“Jesus, porém, vendo isto, indignou-se, e disse-lhes: Deixai
vir os meninos a mim, e não os impeçais; porque dos tais é o reino de Deus.” –
Marcos 10.14
A inocência é uma contradição: quando se toma consciência
dela, já não é mais inocência. É como a alienação. Estar alienado é a condição
de quem desconhece o que seria a própria alienação, pois quando esta é colocada
a descoberto, já não há mais alienação. É algo como um sonho, que Tillich
chamou de “inocência sonhadora”, embora no pensamento dele este conceito tenha
um significado bastante próprio, como se fosse uma pergunta da alma, uma busca
da profundidade humana que, quando a gente pensa nela, a pergunta já aconteceu.
Freud, na Interpretação dos Sonhos, tentava encontrar o sentido destes antes de
que fossem articulados em suas possibilidades de interpretação, daí o
relaxamento de quem precisa retirar do fundo, do que o inconsciente revelou
durante a noite, e assim, falar sobre ele como um retirado diretamente. Só então o sonho se torna mediado pelas palavras.
Só que a cultura da época ainda não conhecia Schopenhauer,
nem Nietzsche. Assim a profundidade da profundidade, o que estaria mais oculto,
no incontaminado, onde até mesmo o pensamento não alcançaria, aquilo que
estaria escondido por detrás de uma vida que ainda ninguém escreveu, que é
apenas promessa, o indizível, o que não se pode alcançar, onde a razão não
chega, as doutrinas não entram, os sistemas religiosos ainda não estão
presentes, o preconceito ainda não se constituiu, no limite da “zona do horizonte”,
onde não tem nada, o lugar do completo esvaziamento, e a pessoa é só pessoa,
como um sendo apenas ser, e um ser apenas sendo, tudo isso mostrava que a
criança era o mais próximo distante que se podia alcançar. Isto é, próximo, mas
que ainda não era suficiente, e ao mesmo tempo se dava como possível porque as crianças
existiam, conviviam no meio daquela geração perversa, da qual não sobrara nada.

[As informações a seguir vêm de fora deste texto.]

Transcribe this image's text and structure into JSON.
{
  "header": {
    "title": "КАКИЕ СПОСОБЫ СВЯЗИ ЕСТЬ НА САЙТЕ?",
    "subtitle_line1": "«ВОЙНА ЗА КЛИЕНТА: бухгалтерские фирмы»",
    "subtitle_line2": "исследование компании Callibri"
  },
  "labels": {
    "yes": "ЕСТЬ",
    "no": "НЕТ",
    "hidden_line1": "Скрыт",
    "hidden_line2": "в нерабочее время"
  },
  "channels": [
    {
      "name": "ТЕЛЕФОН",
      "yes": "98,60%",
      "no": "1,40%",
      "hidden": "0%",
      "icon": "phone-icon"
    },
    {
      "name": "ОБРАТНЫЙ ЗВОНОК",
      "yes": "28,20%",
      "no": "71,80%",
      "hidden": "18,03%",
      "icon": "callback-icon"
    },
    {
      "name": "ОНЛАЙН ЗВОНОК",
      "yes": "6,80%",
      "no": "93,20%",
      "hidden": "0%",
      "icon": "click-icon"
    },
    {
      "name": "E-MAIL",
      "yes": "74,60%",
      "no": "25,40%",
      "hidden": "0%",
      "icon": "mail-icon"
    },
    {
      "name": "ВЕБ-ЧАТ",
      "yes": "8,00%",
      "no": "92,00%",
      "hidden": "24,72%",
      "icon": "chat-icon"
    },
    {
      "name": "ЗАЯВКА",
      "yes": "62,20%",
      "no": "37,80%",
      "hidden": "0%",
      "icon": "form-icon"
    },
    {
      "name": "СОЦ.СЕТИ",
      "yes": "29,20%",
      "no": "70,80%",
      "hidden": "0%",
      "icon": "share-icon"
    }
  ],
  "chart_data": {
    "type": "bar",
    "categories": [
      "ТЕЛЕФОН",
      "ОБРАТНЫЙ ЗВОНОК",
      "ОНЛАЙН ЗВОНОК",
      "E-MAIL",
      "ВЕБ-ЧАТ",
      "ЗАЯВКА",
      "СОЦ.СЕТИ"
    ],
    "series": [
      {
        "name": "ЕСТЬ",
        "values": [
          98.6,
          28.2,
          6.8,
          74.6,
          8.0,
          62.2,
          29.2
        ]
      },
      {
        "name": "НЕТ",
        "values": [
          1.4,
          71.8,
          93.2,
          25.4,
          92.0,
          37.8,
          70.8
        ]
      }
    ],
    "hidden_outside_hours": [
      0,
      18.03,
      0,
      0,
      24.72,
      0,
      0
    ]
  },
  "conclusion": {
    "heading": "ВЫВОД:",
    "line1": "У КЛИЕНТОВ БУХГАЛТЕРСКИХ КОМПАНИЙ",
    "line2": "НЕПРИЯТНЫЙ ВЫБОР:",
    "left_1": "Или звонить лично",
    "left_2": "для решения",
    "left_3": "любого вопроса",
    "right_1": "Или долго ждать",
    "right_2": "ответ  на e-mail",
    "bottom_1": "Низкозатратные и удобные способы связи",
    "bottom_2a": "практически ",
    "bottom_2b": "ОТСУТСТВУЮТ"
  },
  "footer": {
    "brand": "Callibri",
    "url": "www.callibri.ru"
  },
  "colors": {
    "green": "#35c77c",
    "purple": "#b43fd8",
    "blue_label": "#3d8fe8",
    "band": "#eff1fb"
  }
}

Jesus marcava, assim, o que poderia ser chamado de: a fronteira da
espiritualidade.
É claro que os sistematizadores, dogmáticos e afins,
exegetas e confessionalistas irão afirmar que a expressão “dos tais é o reino
de Deus” se refere, de maneira reducionista, a um lugar futuro, um depois, uma
promessa, e irão perder as virtudes da espiritualidade profunda, aquela da qual
não se pode tirar preconceito, porque não tem; é, aquela uma que não é uma
imposição e retalhamento da liberdade, isso mesmo, aquela que todo mundo sonha,
ninguém consegue retornar ao seu princípio e assim a vida religiosa prossegue no
discurso de que, afinal, todos somos pecadores, limitados, ninguém tem condição
de ser desse modo, e deste modo vamos justificando a desumanidade, aceitando a
política do poder, a corrupção que interessa, a inclusão ou a exclusão do
pertencimento ao cristianismo deste ou daquele, ao esquecimento do reaprender a
linguagem das brincadeiras que não levam a nada (e porque haveriam de levar?),
terminam terminadas, e fica o cheio de suor depois do intervalo das aulas, um
desajuste aqui, outro ali, mas quem se importa?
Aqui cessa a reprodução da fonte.